El azar y la necesidad

Más Attlee y menos Cameron

Al finalizar la Segunda Guerra Mundial, la Gran Bretaña, al igual que la mayoría de países europeos, estaba sumida en una profunda crisis. La deuda era monstruosa,  subía a más de 15.000 millones de dólares, el Banco de Inglaterra estaba en bancarrota técnica, la libra se había desvalorizado a la mitad de su valor anterior a la guerra y muchas ciudades estaban en ruinas por culpa de los bombardeos. Este era el panorama que se encontró Clement Attlee cuando, contra todo pronóstico, ganó las elecciones de julio de 1945 a Winston Churchill. Churchill, durante la campaña electoral, acusó a los laboristas de soñadores socialistas, de aspirar a utopías que provocaban pesadillas, pero muchas de las reformas que Attlee puso en marcha en su mandato fueron respetadas posteriormente por el líder conservador. La victoria de Attlee causó cierta sorpresa a nivel internacional, un hombre aparentemente sin carisma, poco dado al exhibicionismo, gris en contraste con su antecesor. Pero esa falta de cualidades mediáticas en el carácter de Attlee no eran un defecto, eran el reflejo de alguien más preocupado en servir a sus conciudadanos que en labrarse una carrera política.

El escritor británico Tony Judt en su magnífico libro El reflejo de la memoria nos habla de la honestidad de Attlee y define perfectamente cómo reconocer a un político serio al afirmar: "La seriedad moral en la vida pública es como la pornografía: aunque difícil de definir, sabes que lo es cuando la ves." Los británicos supieron ver en Attlee esa seriedad moral imprescindible con el ejercicio de la cosa pública. Y no les defraudó. En contra del pensamiento que hoy defiende el primer ministro Cameron de recortar derechos sociales en un entorno de crisis, Attlee hizo exactamente lo contrario: universalizó el National Health Service, el derecho a la atención sanitaria de toda la población, puso en marcha programas de asistencia alimentaria para la población infantil con menos recursos y tiró adelante un ambicioso programa de construcción de viviendas sociales. En el plano económico las recetas de Attlee harían estremecer, hoy en día, a la City: Nacionalización del Banco de Inglaterra, la electricidad, el gas, la industria metalurgia, los ferrocarriles, las comunicaciones, la minería, la aviación civil... Cuando en el año 1951 volvieron los conservadores, el único sector que privatizaron fue el de la metalurgia.  La Gran Bretaña vivía una situación de emergencia nacional, pero el estado según Attlee estaba para atender a los más débiles y necesitados.

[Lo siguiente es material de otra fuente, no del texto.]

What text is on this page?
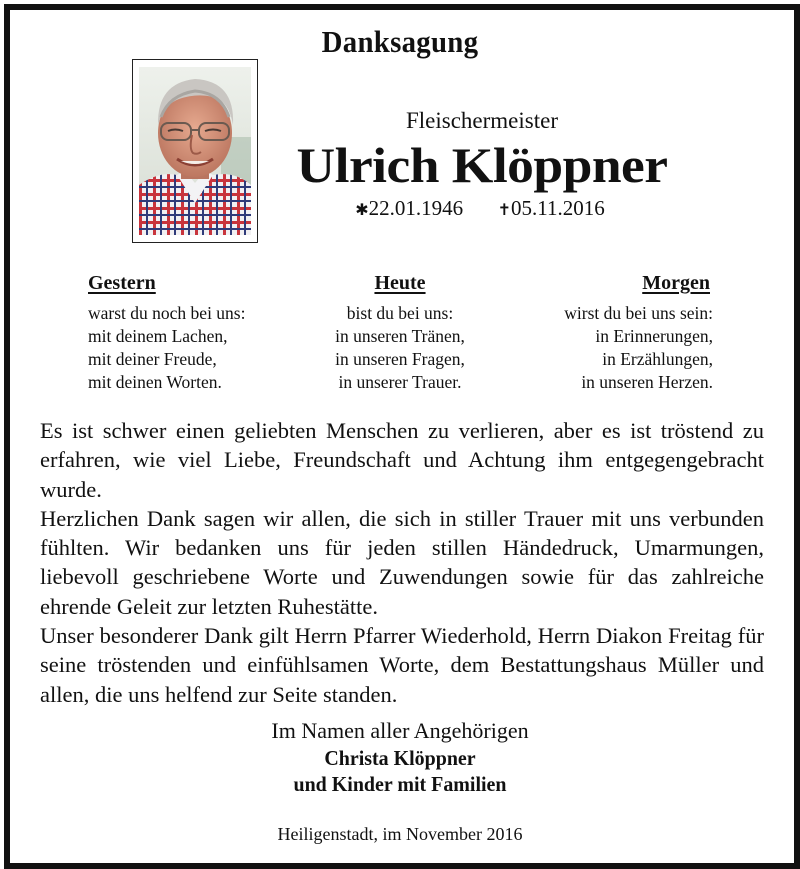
Danksagung
Fleischermeister
Ulrich Klöppner
✱22.01.1946 ✝05.11.2016
Gestern
warst du noch bei uns:
mit deinem Lachen,
mit deiner Freude,
mit deinen Worten.
Heute
bist du bei uns:
in unseren Tränen,
in unseren Fragen,
in unserer Trauer.
Morgen
wirst du bei uns sein:
in Erinnerungen,
in Erzählungen,
in unseren Herzen.

Es ist schwer einen geliebten Menschen zu verlieren, aber es ist tröstend zu erfahren, wie viel Liebe, Freundschaft und Achtung ihm entgegengebracht wurde.

Herzlichen Dank sagen wir allen, die sich in stiller Trauer mit uns verbunden fühlten. Wir bedanken uns für jeden stillen Händedruck, Umarmungen, liebevoll geschriebene Worte und Zuwendungen sowie für das zahlreiche ehrende Geleit zur letzten Ruhestätte.

Unser besonderer Dank gilt Herrn Pfarrer Wiederhold, Herrn Diakon Freitag für seine tröstenden und einfühlsamen Worte, dem Bestattungshaus Müller und allen, die uns helfend zur Seite standen.

Im Namen aller Angehörigen
Christa Klöppner
und Kinder mit Familien
Heiligenstadt, im November 2016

A pesar de los esfuerzos del gobierno laborista, los años de la posguerra no fueron fáciles: hubo racionamiento de un sinfín de productos hasta el año 1954, los salarios estaban en un nivel muy bajo y la austeridad se impuso en el día a día de la vida de los británicos. Pero no se contrapuso austeridad a derechos sociales, el país era pobre y  había que repartir el esfuerzo. En esos días, nos cuenta Judt en su libro, los ricos no hacían ostentación, la gente se acostumbró a ahorrar, a reciclar, a valorar lo poco que tenía.

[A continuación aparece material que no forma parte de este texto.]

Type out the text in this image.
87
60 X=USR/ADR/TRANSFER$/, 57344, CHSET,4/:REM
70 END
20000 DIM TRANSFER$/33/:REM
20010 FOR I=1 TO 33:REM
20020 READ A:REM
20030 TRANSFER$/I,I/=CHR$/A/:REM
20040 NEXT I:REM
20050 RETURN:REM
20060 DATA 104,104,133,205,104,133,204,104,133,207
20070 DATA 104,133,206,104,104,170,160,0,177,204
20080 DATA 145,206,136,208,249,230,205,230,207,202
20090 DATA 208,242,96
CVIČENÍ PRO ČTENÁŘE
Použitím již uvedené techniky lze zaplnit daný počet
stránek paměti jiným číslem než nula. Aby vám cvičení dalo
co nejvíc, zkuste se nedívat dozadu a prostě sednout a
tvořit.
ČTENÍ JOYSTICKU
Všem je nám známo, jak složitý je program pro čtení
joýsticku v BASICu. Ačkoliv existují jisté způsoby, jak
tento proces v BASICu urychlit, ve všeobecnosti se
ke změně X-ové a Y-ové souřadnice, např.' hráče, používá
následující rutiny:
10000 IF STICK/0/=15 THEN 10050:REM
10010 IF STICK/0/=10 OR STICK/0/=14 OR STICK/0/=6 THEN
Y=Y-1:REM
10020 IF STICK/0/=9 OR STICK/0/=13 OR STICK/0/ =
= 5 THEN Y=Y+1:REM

Si a algún político de izquierdas se le ocurriera proponer hoy las reformas que Attlee introdujo en la posguerra sería acusado de revolucionario, de comunista. Pero Attlee no era ni una cosa ni la otra. Era un socialista, eso sí, un reformador con sentido de estado, alguien capaz  en plena crisis de aumentar los derechos sociales, de nacionalizar los principales servicios o de facilitar la independencia de la India. La contribución de Attlee al bienestar de los británicos supera a la de cualquier otro primer ministro del siglo XX y, a pesar de eso, ha quedado relegado en un rincón de la historia, un hecho que, seguramente, habría complacido al político laborista, un hombre de altas cualidades morales que siempre prefirió pasar desapercibido.